Dabocemagene autoficel, also known as D-Fi and FCX-007, is an investigational ex vivo, autologous cell-based gene therapy developed by Castle Creek Biosciences Inc. It is designed to treat Dystrophic Epidermolysis Bullosa (DEB), a group of severe inherited skin disorders characterized by extreme skin fragility and blistering. The therapy involves genetically modifying a patient's own dermal fibroblasts using a lentiviral vector to express functional type VII collagen (COL7), the protein deficient in DEB. This approach aims to restore anchoring fibril formation at the dermal-epidermal junction, thereby improving wound healing and skin integrity.[1]

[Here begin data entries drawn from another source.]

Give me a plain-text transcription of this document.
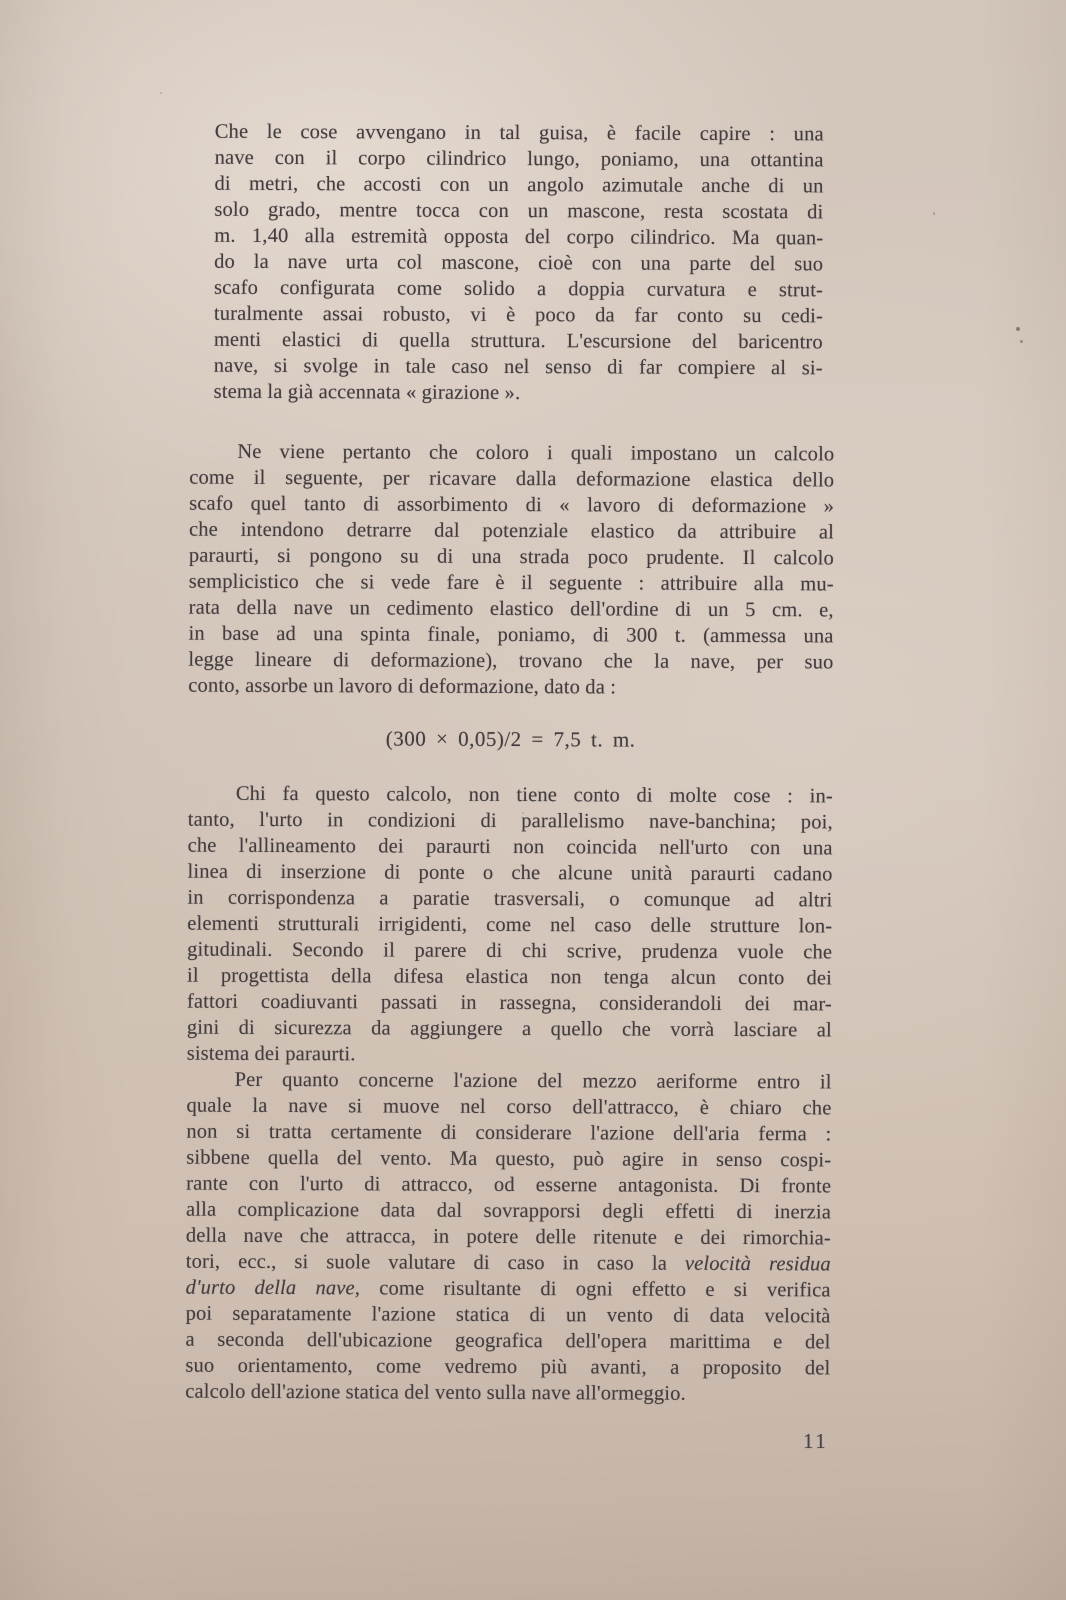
Che le cose avvengano in tal guisa, è facile capire : una
nave con il corpo cilindrico lungo, poniamo, una ottantina
di metri, che accosti con un angolo azimutale anche di un
solo grado, mentre tocca con un mascone, resta scostata di
m. 1,40 alla estremità opposta del corpo cilindrico. Ma quan-
do la nave urta col mascone, cioè con una parte del suo
scafo configurata come solido a doppia curvatura e strut-
turalmente assai robusto, vi è poco da far conto su cedi-
menti elastici di quella struttura. L'escursione del baricentro
nave, si svolge in tale caso nel senso di far compiere al si-
stema la già accennata « girazione ».
Ne viene pertanto che coloro i quali impostano un calcolo
come il seguente, per ricavare dalla deformazione elastica dello
scafo quel tanto di assorbimento di « lavoro di deformazione »
che intendono detrarre dal potenziale elastico da attribuire al
paraurti, si pongono su di una strada poco prudente. Il calcolo
semplicistico che si vede fare è il seguente : attribuire alla mu-
rata della nave un cedimento elastico dell'ordine di un 5 cm. e,
in base ad una spinta finale, poniamo, di 300 t. (ammessa una
legge lineare di deformazione), trovano che la nave, per suo
conto, assorbe un lavoro di deformazione, dato da :
(300 × 0,05)/2 = 7,5 t. m.
Chi fa questo calcolo, non tiene conto di molte cose : in-
tanto, l'urto in condizioni di parallelismo nave-banchina; poi,
che l'allineamento dei paraurti non coincida nell'urto con una
linea di inserzione di ponte o che alcune unità paraurti cadano
in corrispondenza a paratie trasversali, o comunque ad altri
elementi strutturali irrigidenti, come nel caso delle strutture lon-
gitudinali. Secondo il parere di chi scrive, prudenza vuole che
il progettista della difesa elastica non tenga alcun conto dei
fattori coadiuvanti passati in rassegna, considerandoli dei mar-
gini di sicurezza da aggiungere a quello che vorrà lasciare al
sistema dei paraurti.
Per quanto concerne l'azione del mezzo aeriforme entro il
quale la nave si muove nel corso dell'attracco, è chiaro che
non si tratta certamente di considerare l'azione dell'aria ferma :
sibbene quella del vento. Ma questo, può agire in senso cospi-
rante con l'urto di attracco, od esserne antagonista. Di fronte
alla complicazione data dal sovrapporsi degli effetti di inerzia
della nave che attracca, in potere delle ritenute e dei rimorchia-
tori, ecc., si suole valutare di caso in caso la velocità residua
d'urto della nave, come risultante di ogni effetto e si verifica
poi separatamente l'azione statica di un vento di data velocità
a seconda dell'ubicazione geografica dell'opera marittima e del
suo orientamento, come vedremo più avanti, a proposito del
calcolo dell'azione statica del vento sulla nave all'ormeggio.
11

Early-phase clinical trials provided initial positive signals regarding COL7 expression and wound healing.[4] However, the clinical development program faced a significant setback when a pivotal Phase 3 trial (DeFi-RDEB, NCT04213261) was terminated in 2023 due to the unavailability of the lentiviral vector, leading to a period where development appeared stalled.[6] Despite this challenge, the program has demonstrated notable resilience. In early 2025, Castle Creek Biosciences secured $75 million in royalty financing, primarily to support a renewed Phase 3 effort for D-Fi.[5] This financial backing has enabled the initiation of a new Phase 3 study, NCT06892639, which commenced recruitment in March 2025.[1] This sequence of events, from a critical manufacturing-related trial failure to substantial new investment and the launch of a new pivotal study, highlights both the inherent complexities in gene therapy development, particularly concerning viral vector supply chains, and a persistent conviction in the therapeutic potential of dabocemagene autoficel.